The justification Schnapper offered didn't seem to satisfy any of the justices. In summary, Judge Brett Kavanaugh noted that the word "interactive computer service" has come to refer to a service "that filters, screens, picks, chooses, and organises material" as defined by Section 230. The essential quality that makes a website an interactive computer service also implies that it loses that protection if algorithms are not exempt from Section 230 immunity. Therefore, we seldom give a law an interpretation that renders it functionally worthless from a textual and structural perspective.
The Justice Against Sponsors of Terrorism Act lawsuit against Twitter was the main topic of discussion on the second day of arguments, with little attention paid to Section 230. This led to a protracted debate over what could or might not be considered "aiding and abetting." Would a platform be held accountable, for instance, if it didn't uphold rules barring terrorists from using its services? According to Edwin Kneedler, speaking on behalf of the Department of Justice, the law "requires more than allegations that a terrorist organisation availed itself of interactive computer services that were remote from the act of terrorism; were widely and routinely available to hundreds of millions, if not billions of persons," taking Twitter's side in the case.
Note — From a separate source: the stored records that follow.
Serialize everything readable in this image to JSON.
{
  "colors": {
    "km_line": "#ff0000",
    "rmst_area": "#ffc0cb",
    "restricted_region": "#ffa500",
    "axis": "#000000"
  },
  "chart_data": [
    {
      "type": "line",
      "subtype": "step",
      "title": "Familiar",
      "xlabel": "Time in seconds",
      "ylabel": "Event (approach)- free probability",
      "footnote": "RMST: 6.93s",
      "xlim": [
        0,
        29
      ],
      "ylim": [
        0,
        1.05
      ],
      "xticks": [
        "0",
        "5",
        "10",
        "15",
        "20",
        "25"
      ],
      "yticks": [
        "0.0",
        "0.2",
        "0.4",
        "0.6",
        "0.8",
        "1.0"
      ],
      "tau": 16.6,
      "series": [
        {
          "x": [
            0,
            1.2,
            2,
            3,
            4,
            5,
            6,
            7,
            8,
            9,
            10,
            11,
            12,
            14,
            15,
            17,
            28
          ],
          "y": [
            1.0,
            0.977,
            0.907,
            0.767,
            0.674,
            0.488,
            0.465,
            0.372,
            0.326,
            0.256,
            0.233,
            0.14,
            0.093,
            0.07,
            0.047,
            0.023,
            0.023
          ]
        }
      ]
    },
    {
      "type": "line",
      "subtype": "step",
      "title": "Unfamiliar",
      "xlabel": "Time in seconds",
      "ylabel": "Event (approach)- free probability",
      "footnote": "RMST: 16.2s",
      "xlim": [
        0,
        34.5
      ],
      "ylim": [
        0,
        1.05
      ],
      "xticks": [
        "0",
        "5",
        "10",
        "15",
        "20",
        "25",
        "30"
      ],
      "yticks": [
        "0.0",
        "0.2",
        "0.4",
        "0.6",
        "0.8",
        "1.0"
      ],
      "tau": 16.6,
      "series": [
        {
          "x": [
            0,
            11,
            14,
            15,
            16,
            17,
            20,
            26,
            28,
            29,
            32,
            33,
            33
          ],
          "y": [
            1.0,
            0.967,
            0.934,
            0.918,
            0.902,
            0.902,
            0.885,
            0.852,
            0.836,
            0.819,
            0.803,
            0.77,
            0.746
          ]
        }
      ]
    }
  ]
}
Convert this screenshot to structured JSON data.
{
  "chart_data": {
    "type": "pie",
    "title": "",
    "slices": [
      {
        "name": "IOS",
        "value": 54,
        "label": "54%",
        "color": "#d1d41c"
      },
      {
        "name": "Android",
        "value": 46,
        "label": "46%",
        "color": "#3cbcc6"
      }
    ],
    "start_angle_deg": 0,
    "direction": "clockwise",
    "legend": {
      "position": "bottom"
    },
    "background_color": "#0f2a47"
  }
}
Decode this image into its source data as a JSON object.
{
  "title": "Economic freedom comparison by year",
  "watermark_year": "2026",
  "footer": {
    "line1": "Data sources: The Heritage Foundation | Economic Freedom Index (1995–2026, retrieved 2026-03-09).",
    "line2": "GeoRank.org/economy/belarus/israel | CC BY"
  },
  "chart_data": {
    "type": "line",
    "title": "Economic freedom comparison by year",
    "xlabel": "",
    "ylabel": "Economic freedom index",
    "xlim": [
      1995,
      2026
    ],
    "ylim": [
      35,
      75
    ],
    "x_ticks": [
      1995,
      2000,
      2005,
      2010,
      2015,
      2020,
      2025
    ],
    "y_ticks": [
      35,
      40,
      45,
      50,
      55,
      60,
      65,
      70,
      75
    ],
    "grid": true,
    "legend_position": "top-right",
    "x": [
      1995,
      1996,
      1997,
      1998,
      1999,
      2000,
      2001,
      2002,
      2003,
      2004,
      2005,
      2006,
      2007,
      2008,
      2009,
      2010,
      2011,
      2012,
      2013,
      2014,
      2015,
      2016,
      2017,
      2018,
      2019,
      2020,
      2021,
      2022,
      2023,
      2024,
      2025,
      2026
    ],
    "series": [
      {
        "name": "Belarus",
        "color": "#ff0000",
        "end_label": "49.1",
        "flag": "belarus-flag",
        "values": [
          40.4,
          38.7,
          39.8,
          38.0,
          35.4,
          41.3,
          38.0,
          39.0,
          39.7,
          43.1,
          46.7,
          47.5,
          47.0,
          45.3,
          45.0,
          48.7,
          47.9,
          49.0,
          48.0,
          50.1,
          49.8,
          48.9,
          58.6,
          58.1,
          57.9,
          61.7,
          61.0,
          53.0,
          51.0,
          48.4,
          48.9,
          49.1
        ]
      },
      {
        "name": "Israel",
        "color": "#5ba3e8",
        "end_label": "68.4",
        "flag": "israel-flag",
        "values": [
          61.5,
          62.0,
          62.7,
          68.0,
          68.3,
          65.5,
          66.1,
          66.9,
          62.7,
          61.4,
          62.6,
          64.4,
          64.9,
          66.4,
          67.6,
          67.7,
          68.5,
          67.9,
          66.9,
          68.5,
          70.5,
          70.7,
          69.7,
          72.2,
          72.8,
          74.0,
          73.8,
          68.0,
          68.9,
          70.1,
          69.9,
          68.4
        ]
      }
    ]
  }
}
The Court then went through a number of scenarios, including the sale of pagers, the purchase of firearms, the possibility that Osama bin Laden would use personalised banking services, and the fictitious instance in which J. Edgar Hoover would have informed Bell Telephone that Dutch Schultz was a gangster and was using his phone to engage in criminal activity. Chief Justice John Roberts remarked, "The discussion this morning has actually taken on a very scholarly tone.
In actuality, both mornings had a lot of abstraction. The Court must address the more pressing issues before anyone can debate whether 1,348 ISIS clips with a total of 163,391 views on YouTube, or an average of 121 views per video, indicate algorithmic amplification of terrorist propaganda, as claimed in the case documents. I argued a few weeks ago that, particularly if it decides that all algorithms are not covered by Section 230 protection, the Supreme Court's ruling in these two cases would change the internet as we know it. In addition to rendering search engines ineffective, this would result in a flood of legal lawsuits against any companies using automated content organisation.
The Court took these cases because it was evidently interested in seeing if focusing on algorithmic suggestions could be a suitable way to update Section 230. Grimmelmann added, "I can see why that looked tempting. The judges, however, "recognised how difficult it truly is, and why that line's not a very good to draw, when the cases actually went to oral argument."